A decisão foi tomada após pedido da Associação Brasileira de Bancos (ABBC) contra atos da Secretaria de Planejamento e Gestão de MT que suspenderam os descontos em folha praticados por 11 instituições financeiras.
Segundo o governo de MT, as suspensões foram ordenadas porque foram descobertas supostas irregularidades nos descontos.
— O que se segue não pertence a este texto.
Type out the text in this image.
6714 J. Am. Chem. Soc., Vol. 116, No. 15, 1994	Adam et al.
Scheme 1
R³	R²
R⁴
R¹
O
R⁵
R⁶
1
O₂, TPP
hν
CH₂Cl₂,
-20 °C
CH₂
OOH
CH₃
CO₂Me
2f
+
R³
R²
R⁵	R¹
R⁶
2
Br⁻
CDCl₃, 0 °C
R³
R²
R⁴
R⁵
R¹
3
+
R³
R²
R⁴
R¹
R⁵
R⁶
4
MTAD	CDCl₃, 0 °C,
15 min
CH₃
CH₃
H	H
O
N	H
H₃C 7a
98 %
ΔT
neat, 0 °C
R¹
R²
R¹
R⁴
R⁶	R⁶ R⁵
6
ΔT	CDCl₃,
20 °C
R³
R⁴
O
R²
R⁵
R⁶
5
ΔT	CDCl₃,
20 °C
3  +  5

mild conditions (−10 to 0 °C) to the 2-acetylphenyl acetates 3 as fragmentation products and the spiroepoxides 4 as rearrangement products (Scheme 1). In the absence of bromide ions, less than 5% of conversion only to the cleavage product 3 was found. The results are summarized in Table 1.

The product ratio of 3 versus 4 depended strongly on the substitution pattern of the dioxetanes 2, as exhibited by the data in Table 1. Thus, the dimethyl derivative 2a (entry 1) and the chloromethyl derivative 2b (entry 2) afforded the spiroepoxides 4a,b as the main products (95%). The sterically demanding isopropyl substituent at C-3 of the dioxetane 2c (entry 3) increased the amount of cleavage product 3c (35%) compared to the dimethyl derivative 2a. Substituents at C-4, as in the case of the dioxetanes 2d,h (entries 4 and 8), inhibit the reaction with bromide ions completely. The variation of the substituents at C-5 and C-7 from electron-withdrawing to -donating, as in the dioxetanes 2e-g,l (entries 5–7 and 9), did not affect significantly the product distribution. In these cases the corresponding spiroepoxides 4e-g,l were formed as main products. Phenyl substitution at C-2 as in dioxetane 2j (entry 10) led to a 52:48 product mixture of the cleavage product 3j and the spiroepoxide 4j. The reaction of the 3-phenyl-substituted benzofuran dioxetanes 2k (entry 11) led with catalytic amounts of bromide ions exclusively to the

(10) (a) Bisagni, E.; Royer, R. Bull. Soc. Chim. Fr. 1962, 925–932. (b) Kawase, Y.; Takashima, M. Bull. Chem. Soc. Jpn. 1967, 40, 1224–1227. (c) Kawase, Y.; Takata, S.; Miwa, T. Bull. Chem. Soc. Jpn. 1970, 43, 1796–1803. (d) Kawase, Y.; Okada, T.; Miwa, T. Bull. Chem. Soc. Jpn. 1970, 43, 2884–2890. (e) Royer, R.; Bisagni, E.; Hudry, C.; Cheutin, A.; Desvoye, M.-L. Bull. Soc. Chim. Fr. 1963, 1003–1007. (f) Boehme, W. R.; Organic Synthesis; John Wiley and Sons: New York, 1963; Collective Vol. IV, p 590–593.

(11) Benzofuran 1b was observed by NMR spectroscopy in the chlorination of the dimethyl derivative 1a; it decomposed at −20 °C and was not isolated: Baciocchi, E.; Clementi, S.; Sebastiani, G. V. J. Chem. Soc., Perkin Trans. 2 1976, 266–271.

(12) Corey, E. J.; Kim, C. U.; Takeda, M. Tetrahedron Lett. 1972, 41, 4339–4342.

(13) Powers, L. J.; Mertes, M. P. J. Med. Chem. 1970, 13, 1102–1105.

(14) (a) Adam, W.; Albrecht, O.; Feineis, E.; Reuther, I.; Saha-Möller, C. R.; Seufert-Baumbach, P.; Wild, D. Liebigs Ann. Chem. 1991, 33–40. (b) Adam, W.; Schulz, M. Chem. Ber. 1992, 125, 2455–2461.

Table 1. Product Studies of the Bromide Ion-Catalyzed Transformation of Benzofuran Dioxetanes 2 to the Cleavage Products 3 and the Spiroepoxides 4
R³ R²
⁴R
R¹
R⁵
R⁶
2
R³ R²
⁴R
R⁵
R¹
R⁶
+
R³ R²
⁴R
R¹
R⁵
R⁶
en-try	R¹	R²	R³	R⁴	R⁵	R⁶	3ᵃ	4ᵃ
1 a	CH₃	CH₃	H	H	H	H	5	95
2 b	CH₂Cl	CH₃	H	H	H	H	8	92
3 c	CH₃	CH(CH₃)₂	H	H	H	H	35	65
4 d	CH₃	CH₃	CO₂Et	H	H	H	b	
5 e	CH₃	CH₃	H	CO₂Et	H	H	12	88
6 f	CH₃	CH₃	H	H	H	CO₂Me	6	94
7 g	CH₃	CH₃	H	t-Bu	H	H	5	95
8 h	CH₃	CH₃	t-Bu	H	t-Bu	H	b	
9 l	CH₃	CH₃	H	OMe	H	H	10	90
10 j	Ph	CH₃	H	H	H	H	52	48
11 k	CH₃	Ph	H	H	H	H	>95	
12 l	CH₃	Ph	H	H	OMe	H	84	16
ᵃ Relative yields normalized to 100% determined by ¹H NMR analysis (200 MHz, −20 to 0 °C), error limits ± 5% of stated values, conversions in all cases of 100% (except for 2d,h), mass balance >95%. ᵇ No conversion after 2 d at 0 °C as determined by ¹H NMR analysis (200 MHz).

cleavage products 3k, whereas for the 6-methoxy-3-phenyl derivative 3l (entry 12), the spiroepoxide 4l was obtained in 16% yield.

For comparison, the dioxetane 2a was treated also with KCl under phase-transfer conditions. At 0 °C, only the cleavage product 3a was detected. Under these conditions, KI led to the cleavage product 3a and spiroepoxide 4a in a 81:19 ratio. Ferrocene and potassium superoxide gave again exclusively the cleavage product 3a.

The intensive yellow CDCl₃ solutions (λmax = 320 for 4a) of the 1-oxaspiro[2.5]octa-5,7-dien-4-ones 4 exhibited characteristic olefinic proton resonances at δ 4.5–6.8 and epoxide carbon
Nesse caso, Mendonça destacou que a interferência de MT nos contratos gera riscos ao Sistema Financeiro Nacional.
André Mendonça citou dados do Banco Central (BC) para alertar que o aumento da percepção de risco nessas operações prejudica os consumidores, devido à redução da oferta de crédito e à elevação dos juros.
Não é a primeira

O STF decidiu recentemente suspender um decreto da Assembleia Legislativa de Mato Grosso (ALMT) que sustava por 120 dias o desconto de empréstimos consignados nos salários dos servidores.
O Decreto Legislativo 79 foi publicado em 2025 pela ALMT sob o argumento de que a administração pública precisava de prazo para se adequar à regra que limita o desconto do consignado a 35% do salário, para garantir o “mínimo existencial” do funcionário público.
A decisão foi tomada num pedido da Confederação Nacional do Sistema Financeiro (Consif). Os ministros consideraram que o decreto legislativo de Mato Grosso extrapolou as atribuições legislativas estaduais ao paralisar contratos de crédito.
O relator do caso, André Mendonça, entendeu que a competência para legislar sobre política de crédito é exclusiva da União, conforme define a Constituição.
Mínimo existencial

Fabio Rodrigues-Pozzebom/Agência Brasil)
O mínimo existencial é um conceito previsto na Lei do Superendividamento que consiste no montante da renda que não pode ser usado para pagar dívidas por ser necessário para a subsistência do devedor. A norma fixa em 25% do salário mínimo o patamar a ser protegido.
Na semana passada, o STF decidiu que o Governo Federal deve atualizar anualmente o valor do mínimo existencial argumentando que a correção periódica é necessária para preservar o poder de compra do devedor.
A Corte também definiu que os limites de crédito consignado não entram no cálculo do mínimo existencial porque a modalidade têm regulamentação própria sobre prevenção ao endividamento.
O STF concordou com o voto do relator do caso, André Mendonça. O ministro definiu que o Poder Executivo deve realizar o reajuste todo dia 1º de janeiro ou em periodicidade inferior, caso haja mudança no salário mínimo.